File photo of South Korean President Moon Jae-in and US President Donald Trump. Photograph:( Reuters )
US Defense Secretary Jim Mattis and his South Korean counterpart Jeong Kyeong-doo have cancelled the "Vigilant Ace" military exercise that was slated for December, a Pentagon spokeswoman said Friday.
The two officials agreed to suspend the drill to "give the diplomatic process" with Pyongyang "every opportunity to continue," spokeswoman Dana White said in a statement.
"Both ministers are committed to modifying training exercises to ensure the readiness of our forces," the statement read, saying the need for future exercises would continue to be evaluated.
The decision came as Mattis met with Jeong and South Japanese Minister of Defense Takeshi Iwaya on Friday at a security summit in Singapore.
White's statement said Iwaya was "consulted" on the matter.

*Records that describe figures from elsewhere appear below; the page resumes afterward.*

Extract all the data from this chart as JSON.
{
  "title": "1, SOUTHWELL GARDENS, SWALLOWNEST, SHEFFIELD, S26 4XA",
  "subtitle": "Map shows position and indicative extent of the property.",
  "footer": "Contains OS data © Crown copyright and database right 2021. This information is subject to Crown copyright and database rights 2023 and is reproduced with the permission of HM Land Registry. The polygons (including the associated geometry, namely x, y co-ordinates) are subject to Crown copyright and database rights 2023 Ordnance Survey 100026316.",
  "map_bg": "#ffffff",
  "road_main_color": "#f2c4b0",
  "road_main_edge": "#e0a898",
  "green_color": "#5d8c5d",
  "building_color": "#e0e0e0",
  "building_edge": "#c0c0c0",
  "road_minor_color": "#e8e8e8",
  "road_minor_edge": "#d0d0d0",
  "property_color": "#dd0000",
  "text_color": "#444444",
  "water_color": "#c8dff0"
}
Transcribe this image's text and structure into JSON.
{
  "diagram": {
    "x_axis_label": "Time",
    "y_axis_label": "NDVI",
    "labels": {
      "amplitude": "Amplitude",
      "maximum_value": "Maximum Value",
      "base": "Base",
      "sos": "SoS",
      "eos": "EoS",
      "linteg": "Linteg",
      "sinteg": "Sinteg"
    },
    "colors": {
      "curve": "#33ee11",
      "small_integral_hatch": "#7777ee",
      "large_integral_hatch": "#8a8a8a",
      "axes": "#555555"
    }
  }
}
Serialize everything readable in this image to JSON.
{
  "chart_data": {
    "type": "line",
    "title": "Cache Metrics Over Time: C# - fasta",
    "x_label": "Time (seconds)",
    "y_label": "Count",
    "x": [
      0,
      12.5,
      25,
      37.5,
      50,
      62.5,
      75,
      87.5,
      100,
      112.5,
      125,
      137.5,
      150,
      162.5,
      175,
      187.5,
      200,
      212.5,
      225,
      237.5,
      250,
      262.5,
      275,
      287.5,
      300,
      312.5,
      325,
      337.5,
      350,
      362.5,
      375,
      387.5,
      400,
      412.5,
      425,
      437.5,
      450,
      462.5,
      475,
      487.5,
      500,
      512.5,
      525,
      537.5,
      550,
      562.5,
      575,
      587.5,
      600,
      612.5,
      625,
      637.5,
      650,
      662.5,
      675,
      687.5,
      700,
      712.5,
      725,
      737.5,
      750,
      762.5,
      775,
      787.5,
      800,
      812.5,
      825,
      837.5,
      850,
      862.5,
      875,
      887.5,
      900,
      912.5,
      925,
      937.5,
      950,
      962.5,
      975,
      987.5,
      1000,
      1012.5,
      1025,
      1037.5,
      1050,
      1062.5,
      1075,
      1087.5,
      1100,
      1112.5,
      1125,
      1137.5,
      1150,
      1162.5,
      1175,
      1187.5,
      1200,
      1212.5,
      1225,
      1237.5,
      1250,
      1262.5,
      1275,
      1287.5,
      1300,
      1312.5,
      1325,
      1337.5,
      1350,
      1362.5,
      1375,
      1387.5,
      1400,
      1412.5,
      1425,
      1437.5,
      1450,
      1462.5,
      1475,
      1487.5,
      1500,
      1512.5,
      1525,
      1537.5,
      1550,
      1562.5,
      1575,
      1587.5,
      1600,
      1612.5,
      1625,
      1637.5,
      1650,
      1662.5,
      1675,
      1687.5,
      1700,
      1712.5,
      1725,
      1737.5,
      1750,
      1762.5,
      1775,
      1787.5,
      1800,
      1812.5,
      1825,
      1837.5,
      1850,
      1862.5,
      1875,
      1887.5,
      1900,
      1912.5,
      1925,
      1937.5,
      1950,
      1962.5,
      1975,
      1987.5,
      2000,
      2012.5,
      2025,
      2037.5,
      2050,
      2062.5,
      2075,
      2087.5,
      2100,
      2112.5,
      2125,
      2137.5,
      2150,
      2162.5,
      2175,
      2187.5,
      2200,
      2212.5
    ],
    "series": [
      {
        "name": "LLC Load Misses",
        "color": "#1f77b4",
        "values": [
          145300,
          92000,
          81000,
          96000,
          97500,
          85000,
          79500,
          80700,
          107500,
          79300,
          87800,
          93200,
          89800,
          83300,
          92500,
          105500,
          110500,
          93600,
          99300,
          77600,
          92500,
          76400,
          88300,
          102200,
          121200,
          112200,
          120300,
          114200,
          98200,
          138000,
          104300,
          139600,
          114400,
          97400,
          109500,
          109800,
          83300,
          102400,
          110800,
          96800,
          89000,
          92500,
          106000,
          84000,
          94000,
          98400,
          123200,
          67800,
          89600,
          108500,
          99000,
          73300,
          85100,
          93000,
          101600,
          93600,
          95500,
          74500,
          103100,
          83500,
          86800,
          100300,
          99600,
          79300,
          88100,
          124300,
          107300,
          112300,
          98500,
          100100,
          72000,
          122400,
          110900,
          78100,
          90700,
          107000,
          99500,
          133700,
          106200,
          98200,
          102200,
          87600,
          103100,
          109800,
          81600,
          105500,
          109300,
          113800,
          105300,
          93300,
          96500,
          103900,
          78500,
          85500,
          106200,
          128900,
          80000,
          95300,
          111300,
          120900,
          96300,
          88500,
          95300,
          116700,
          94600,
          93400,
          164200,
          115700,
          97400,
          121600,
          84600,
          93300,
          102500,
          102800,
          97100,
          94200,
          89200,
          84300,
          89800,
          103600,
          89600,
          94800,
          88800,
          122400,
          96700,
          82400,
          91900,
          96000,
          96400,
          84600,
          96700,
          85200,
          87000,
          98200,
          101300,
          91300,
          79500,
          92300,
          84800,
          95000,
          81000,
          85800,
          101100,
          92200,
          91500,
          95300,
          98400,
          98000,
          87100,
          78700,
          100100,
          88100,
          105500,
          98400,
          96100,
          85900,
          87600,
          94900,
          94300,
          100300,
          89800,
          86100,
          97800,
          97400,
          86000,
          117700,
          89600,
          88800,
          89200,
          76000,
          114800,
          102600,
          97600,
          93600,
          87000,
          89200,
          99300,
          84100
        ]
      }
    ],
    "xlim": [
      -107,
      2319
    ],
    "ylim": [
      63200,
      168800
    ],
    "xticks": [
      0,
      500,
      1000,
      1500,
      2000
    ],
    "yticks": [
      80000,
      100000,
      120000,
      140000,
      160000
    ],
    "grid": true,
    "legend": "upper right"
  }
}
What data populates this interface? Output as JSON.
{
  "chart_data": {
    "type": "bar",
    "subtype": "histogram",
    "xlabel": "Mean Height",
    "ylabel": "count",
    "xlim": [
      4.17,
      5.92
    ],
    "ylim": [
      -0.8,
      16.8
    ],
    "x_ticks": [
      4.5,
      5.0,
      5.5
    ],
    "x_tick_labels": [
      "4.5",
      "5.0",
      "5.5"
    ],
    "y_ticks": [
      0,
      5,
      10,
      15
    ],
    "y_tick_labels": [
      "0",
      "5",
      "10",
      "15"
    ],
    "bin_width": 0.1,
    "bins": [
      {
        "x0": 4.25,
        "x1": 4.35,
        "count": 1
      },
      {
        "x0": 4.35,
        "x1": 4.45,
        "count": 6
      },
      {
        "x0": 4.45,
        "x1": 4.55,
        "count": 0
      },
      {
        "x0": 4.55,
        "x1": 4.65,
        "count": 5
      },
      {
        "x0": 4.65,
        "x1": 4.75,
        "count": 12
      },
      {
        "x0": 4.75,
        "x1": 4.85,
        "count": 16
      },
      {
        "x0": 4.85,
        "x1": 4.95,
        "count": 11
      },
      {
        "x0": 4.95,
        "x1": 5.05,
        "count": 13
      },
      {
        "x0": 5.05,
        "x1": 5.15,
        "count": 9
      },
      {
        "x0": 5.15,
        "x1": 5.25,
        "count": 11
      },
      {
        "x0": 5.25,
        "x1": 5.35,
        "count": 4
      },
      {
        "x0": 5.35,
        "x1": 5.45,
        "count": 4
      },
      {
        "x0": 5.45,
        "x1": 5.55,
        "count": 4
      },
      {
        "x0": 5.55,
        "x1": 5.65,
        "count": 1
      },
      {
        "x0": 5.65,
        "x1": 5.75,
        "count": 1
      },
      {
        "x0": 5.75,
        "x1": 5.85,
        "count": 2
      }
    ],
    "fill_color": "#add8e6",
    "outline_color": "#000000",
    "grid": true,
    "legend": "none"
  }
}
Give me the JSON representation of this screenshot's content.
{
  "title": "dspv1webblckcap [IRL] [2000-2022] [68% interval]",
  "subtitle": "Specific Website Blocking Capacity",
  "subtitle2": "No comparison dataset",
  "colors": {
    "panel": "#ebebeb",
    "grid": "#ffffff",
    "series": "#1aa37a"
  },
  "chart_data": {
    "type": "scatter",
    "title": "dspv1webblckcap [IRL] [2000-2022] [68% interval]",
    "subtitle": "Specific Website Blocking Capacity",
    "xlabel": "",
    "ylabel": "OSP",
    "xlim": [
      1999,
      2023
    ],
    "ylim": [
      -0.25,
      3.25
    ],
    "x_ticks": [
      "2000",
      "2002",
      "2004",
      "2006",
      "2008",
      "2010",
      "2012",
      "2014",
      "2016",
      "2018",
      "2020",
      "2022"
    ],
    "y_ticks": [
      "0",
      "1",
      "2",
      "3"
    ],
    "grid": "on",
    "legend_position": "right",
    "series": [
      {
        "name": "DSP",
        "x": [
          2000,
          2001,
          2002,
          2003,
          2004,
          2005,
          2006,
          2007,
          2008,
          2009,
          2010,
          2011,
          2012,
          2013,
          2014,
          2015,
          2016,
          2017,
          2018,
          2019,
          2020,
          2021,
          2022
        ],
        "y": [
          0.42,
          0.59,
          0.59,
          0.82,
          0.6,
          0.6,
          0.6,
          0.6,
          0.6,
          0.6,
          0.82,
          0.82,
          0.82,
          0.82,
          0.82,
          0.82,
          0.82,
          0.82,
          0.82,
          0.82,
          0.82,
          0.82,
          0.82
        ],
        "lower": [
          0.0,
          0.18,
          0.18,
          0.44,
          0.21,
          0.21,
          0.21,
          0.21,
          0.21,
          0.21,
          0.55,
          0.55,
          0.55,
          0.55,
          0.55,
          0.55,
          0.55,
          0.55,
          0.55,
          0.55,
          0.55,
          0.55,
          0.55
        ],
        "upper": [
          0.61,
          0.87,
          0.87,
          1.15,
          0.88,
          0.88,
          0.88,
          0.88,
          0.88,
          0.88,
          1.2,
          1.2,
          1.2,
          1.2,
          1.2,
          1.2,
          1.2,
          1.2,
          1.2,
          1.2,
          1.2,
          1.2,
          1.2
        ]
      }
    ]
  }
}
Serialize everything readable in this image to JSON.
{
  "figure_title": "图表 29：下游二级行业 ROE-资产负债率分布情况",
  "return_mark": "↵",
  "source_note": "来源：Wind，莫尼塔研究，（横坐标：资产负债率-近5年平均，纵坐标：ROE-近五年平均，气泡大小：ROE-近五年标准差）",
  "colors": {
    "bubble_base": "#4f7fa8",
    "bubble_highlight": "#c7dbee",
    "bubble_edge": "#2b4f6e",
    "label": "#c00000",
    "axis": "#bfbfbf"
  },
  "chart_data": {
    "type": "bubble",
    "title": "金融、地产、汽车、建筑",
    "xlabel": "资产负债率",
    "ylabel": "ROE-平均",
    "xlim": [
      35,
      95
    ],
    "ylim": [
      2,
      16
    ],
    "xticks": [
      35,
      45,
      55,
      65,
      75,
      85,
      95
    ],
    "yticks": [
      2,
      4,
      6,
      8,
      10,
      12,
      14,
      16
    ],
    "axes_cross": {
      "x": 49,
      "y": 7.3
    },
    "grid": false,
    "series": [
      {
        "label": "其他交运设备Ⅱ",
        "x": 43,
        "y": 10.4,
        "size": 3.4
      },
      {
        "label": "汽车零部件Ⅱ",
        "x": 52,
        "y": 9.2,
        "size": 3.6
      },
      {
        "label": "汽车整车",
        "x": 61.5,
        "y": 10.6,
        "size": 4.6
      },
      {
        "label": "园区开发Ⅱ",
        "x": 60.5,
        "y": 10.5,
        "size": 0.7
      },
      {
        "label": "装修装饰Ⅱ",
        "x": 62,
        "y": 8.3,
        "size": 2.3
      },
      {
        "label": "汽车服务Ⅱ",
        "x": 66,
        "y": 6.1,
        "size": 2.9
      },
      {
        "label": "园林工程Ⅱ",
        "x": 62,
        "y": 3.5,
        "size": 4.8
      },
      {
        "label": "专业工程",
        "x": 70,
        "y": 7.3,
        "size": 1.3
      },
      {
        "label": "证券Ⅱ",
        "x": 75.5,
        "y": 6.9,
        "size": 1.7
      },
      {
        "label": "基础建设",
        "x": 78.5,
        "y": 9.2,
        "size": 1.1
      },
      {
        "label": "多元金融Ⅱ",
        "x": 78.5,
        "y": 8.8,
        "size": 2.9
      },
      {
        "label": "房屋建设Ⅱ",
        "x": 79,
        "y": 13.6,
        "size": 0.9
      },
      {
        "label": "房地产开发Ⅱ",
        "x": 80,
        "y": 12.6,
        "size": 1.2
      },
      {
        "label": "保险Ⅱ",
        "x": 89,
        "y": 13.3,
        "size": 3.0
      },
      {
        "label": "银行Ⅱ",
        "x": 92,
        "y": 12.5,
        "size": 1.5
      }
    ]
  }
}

Mattis did not mention the decision when he spoke to reporters after his meetings with Jeong and Iwaya.
Following US President Trump's June meeting with North Korean leader Kim Jong Un, the United States said it would suspend "select" exercises with South Korea, including the large-scale Ulchi Freedom Guardian exercises scheduled for August.
Vigilant Ace is an air exercise aimed at improving coordination between the two armies that takes place every year in early December in South Korea.
Last year, 230 aircraft and some 12,000 US and South Korean troops participated.
In August Mattis had said the Pentagon would "see how the negotiations go, and then we will calculate the future, how we go forward."
US and South Korean forces have been training together for years, and routinely rehearse everything from beach landings to an invasion from the North, or even "decapitation" strikes targeting the North Korean regime.
Last month, the then-nominee to head US and UN forces in South Korea said the pause in drills had been a "prudent risk" to help facilitate a detente on the peninsula.
But there "was certainly a degradation in the readiness of the force, for the combined forces," General Robert Abrams told the Senate Armed Services Committee at his confirmation hearing. Abrams went on to say that the continued suspension of the drills risked a further erosion in "readiness and capability and interoperability of the combined forces," though he noted officials were working to minimize issues by running smaller scale staff exercises.